如何获得更好的语义结果? Levenshtein 是错误的算法吗?据我了解,Levenshtein 计算了如何将句子 1 更改为句子 2 的步骤数。因此,即使存在语义相似性,字符串的长度似乎也会对结果产生重大影响。
有什么建议吗?
您可能应该将两个句子中出现的单词作为高度相似性的暗示。一种简单的方法是将每个句子用作单词袋并使用 tf-idf
您可以使用归一化最长公共子序列 (LCS) 相似度:计算最长公共子序列的长度,然后除以最小字符串的长度。
顺便说一句,最长公共子序列不应与最长公共子串混淆:对于两个字符串 "This is a long string" 和 "This is another string, really..."
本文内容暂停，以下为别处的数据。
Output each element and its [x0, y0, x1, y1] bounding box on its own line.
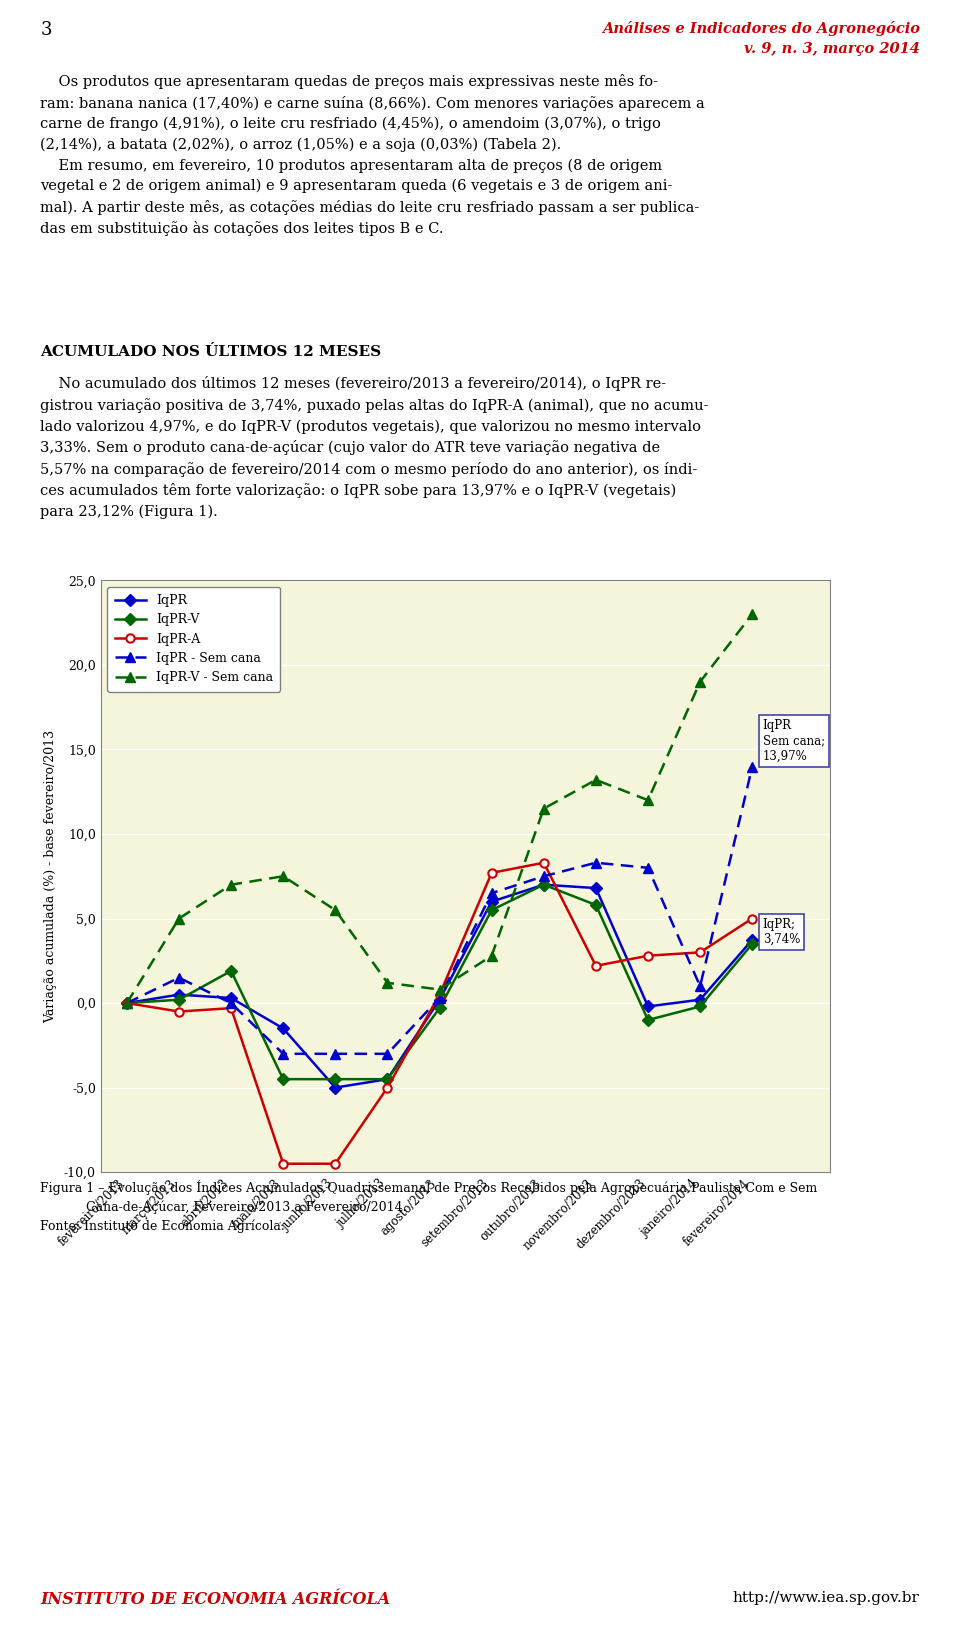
Text: Cana-de-Açúcar, Fevereiro/2013 a Fevereiro/2014.: Cana-de-Açúcar, Fevereiro/2013 a Feverei… [86, 1200, 407, 1213]
Text: http://www.iea.sp.gov.br: http://www.iea.sp.gov.br [732, 1591, 920, 1606]
Text: IqPR
Sem cana;
13,97%: IqPR Sem cana; 13,97% [762, 720, 825, 763]
Y-axis label: Variação acumulada (%) - base fevereiro/2013: Variação acumulada (%) - base fevereiro/… [44, 730, 57, 1023]
Text: INSTITUTO DE ECONOMIA AGRÍCOLA: INSTITUTO DE ECONOMIA AGRÍCOLA [40, 1591, 391, 1608]
Legend: IqPR, IqPR-V, IqPR-A, IqPR - Sem cana, IqPR-V - Sem cana: IqPR, IqPR-V, IqPR-A, IqPR - Sem cana, I… [108, 587, 280, 692]
Text: Análises e Indicadores do Agronegócio: Análises e Indicadores do Agronegócio [602, 20, 920, 36]
Text: Figura 1 – Evolução dos Índices Acumulados Quadrissemanal de Preços Recebidos pe: Figura 1 – Evolução dos Índices Acumulad… [40, 1180, 818, 1195]
Text: No acumulado dos últimos 12 meses (fevereiro/2013 a fevereiro/2014), o IqPR re-
: No acumulado dos últimos 12 meses (fever… [40, 376, 708, 520]
Text: IqPR;
3,74%: IqPR; 3,74% [762, 917, 800, 945]
Text: ACUMULADO NOS ÚLTIMOS 12 MESES: ACUMULADO NOS ÚLTIMOS 12 MESES [40, 345, 381, 360]
Text: Os produtos que apresentaram quedas de preços mais expressivas neste mês fo-
ram: Os produtos que apresentaram quedas de p… [40, 74, 705, 237]
Text: 3: 3 [40, 20, 52, 38]
Text: v. 9, n. 3, março 2014: v. 9, n. 3, março 2014 [744, 43, 920, 56]
Text: Fonte: Instituto de Economia Agrícola.: Fonte: Instituto de Economia Agrícola. [40, 1220, 285, 1233]
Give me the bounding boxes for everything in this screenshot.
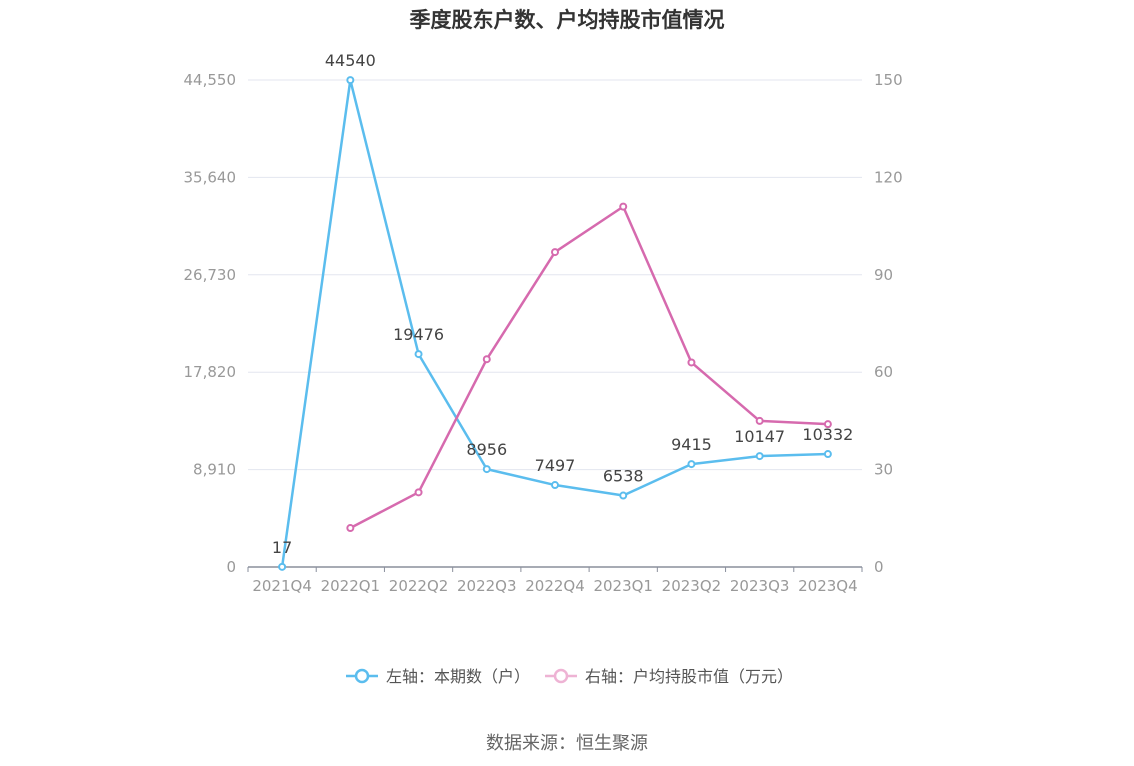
x-axis-tick-label: 2023Q3: [730, 577, 790, 595]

最长的公共子序列是"This is a string"
最长公共子串是"This is a"
相对LCS相似度为16/21 = 0.76
您可以在此处找到 Java LCS 相似性的实现:https://github.com/tdebatty/java-string-similarity
并且 Java脚本实现在维基教科书上可用:https://en.wikibooks.org/wiki/Algorithm_Implementation/Strings/Longest_common_subsequence#JavaScript
SimMetrics has java code for the Smith Waterman Gotoh algorithm which is great for comparing string sentences. I've found Smith Waterman Gotoh to be the superior algorithm for comparing larger strings such as sentences and article titles。